Wednesday, 31 December 2014

Movie Review: Eye For An Eye (1996)


A mother's vigilante justice drama, Eye For An Eye works hard to raise a sweat but remains just one notch above TV movie fare.

Karen and Mack McCann (Sally Field and Ed Harris) have two daughters, teenager Julie (Olivia Burnette) and the much younger Megan (Alexandra Kyle). On the day of Megan's birthday, a home intruder violently rapes and kills Julie. Detective Joe Denillo (Joe Mantegna) arrests lowlife delivery man Robert Doob (Kiefer Sutherland), and with strong DNA evidence linking him to the crime, a conviction appears likely.
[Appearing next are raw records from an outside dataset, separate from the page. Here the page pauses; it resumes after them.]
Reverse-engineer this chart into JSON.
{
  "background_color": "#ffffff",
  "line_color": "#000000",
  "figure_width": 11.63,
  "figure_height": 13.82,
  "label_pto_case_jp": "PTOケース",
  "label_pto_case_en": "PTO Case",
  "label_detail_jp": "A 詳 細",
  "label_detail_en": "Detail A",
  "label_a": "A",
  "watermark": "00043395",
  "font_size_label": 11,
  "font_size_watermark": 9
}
But Doob escapes justice on a technicality and is released, infuriating Karen.

She joins a victim support group where she befriends the sympathetic Angel Kosinsky (Charlayne Woodard), and secretly starts plotting to take justice into her own hands. She tracks Doob's movements and begins to suspect that he is about to rape and murder again. In desperation, Karen turns to a group of grieving parents who appear to be facilitating vigilante justice, including Sidney Hughes (Philip Baker Hall). But Karen will learn that extracting revenge is much more difficult than she imagined.

Directed by John Schlesinger and adapted from the Erika Holzer novel, Eye For An Eye has above-average talent working with below average material. The urbanite victim frustrated by the justice system and deciding to turn to vigilantism is at least as old as Charles Bronson in Death Wish (1974). That movie and all its sequels and imitators, including women revenge fantasies in such fare as Ms. 45 (1981), squeezed the concept dry a good 15 years before Eye For An Eye.
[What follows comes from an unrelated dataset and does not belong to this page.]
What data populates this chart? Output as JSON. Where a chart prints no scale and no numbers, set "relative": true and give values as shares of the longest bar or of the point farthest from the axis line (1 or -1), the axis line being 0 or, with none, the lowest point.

The film does try, and Schlesinger raises the violence quotient by ensuring that the two rape and murder scenes are harrowing and painful to watch. Forcing Karen McCann to listen-in over a cell phone as her daughter is assaulted adds to the sense of a parent's helplessness and increases the justification for her fury. Sally Field dominates the film and delivers a committed performance, while Kiefer Sutherland does his part by creating in Robert Doob a truly hate-worthy piece of white trash, a psychopath driven by the basest animal instincts to copulate and kill. Doob taunting Karen and Mack in the courtroom after the case against him is thrown out is a classic piece of despicable behaviour.

But the weaknesses of the material are quickly apparent. This is a film in which nothing will be known about Doob's backstory, and most of the strong supporting cast is wasted. Ed Harris, Joe Mategna and Beverly D'Angelo (as Karen's business partner) are derivative characters reduced to the shallowest of line readings, and several potentially interesting sub-stories featuring Angel and Sidney are abandoned when convenient.

Eye For An Eye is predictable revenge fare, arriving late to the party and leaving next to no impression.